Recent developments in the understanding of the pharmacokinetics and mechanism of action of chloroquine.

Because of the binding of chloroquine to various tissue components and the lysosomotropism of chloroquine, its pharmacokinetics exhibit large apparent volumes of distribution, partial recoveries in urine, and persistence of low blood levels. These complexities have been reinvestigated with modern, highly sensitive methods for the determination of the drug and its major metabolite, desethylchloroquine, which reaches blood levels of about one-third those of the parent drug and constitutes about one-fifth of the 56% of drug accounted for by urinary recovery. Bioavailability is essentially complete, apparent volumes of distribution range up to 800 L/kg, and the pharmacokinetic data are generally accomodated by three compartment models. Half-lives for the terminal component are 1 to 2 months, but the terminal phases may be of minor importance in effectiveness. Dose dependence, i.e. nonlinearity in the relationship of dose and area under the plasma curve, apparently is not a factor. Some of the most recent studies, designed to provide a rationale for safer parenteral administration, have made possible computer-generated optimal infusion regimens. Revised schedules of loading and maintenance oral doses for antimalarial therapy have resulted from other pharmacokinetic studies. The in vitro antimalarial potencies of the two optical enantiomers of chloroquine are identical, but recent data suggest stereospecific differences in metabolic rates and renal secretion mechanisms. The marked uptake of chloroquine into the acidic food vacuoles of parasites resident in erythrocytes is assumed to underlie its antimalarial action, but mechanisms other than the previously assumed alkalization of the vacuole, possibly inhibition of phospholipid metabolism, now seem more likely to inhibit parasite function.
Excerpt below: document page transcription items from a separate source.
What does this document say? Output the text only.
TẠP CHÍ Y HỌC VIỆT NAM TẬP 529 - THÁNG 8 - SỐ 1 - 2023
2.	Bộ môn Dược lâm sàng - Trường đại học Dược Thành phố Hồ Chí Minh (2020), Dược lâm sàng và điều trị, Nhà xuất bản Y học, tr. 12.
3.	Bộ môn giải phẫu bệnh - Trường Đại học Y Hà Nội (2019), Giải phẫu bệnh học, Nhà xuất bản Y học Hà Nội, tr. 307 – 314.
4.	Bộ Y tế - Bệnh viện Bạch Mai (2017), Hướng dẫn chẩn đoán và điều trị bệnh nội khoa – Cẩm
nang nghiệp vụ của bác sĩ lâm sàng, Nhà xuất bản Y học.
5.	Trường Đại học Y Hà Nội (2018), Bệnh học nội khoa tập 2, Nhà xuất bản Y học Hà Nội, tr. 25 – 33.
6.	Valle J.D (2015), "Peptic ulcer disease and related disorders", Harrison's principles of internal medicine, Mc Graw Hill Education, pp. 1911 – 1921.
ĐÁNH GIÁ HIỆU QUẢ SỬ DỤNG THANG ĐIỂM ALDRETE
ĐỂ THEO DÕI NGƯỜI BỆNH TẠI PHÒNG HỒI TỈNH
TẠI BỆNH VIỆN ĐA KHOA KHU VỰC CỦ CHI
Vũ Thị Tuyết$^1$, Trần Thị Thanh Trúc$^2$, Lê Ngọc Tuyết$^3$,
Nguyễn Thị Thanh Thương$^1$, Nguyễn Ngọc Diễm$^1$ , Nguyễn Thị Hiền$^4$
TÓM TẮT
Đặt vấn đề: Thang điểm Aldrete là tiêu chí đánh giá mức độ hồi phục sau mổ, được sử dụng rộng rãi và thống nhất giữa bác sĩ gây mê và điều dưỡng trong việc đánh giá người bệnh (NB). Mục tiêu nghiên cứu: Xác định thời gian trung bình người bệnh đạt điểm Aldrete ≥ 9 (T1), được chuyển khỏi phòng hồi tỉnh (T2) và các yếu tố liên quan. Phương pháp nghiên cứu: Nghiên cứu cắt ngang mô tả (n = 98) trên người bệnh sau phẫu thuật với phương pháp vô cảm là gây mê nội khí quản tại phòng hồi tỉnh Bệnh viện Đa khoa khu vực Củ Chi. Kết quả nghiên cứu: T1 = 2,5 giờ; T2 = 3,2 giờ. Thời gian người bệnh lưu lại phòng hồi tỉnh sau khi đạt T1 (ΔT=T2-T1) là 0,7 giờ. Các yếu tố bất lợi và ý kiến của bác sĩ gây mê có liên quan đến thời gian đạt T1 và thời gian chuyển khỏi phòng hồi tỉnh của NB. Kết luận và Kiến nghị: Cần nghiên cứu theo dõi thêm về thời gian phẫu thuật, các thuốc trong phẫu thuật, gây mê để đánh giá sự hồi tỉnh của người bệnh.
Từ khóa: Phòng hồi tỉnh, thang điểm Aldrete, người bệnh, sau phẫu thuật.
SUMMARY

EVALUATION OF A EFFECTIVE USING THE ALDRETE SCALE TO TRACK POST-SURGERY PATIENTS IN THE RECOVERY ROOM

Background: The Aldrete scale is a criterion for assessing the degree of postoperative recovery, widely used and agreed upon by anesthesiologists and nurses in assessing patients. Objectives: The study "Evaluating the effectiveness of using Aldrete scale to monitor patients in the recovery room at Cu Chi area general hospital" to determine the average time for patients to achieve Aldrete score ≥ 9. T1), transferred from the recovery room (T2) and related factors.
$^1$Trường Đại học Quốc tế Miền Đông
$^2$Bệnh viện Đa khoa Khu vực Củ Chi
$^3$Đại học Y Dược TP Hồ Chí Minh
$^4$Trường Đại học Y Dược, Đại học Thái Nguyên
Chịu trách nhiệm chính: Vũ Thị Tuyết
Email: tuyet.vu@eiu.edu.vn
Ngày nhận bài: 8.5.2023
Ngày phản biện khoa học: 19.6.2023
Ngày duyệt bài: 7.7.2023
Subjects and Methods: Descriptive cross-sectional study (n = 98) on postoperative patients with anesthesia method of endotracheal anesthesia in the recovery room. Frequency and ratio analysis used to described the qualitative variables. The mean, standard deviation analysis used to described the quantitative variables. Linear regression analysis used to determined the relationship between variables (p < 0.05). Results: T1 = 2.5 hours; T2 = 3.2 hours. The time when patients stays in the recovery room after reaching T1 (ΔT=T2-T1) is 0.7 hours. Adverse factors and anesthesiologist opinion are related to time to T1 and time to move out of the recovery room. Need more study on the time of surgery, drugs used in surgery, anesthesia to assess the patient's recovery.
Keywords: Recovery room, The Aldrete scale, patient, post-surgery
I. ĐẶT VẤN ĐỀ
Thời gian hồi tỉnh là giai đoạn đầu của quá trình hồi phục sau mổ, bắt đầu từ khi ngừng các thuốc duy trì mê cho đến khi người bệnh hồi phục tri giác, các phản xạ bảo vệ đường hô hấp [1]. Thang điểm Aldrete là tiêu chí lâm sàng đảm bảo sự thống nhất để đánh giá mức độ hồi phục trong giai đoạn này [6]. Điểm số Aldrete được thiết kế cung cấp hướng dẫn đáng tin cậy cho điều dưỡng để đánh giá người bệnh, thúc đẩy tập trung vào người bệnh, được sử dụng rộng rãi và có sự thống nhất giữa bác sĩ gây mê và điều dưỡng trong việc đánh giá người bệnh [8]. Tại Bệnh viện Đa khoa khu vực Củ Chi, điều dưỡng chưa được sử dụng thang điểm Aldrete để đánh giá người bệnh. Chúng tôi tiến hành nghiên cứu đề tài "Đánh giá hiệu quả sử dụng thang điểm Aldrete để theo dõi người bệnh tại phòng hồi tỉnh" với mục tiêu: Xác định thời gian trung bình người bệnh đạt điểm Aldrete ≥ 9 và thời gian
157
Mild immunosuppression with inhibition of the elaboration of rheumatoid factor and acute phase reactants is a likely mechanism for the beneficial effects of chloroquine in rheumatoid arthritis. Blockade of interleukin-1 release could lead to these effects and is one of the few instances in which the low chloroquine levels attainable in human serum can be shown to affect immunological reactions.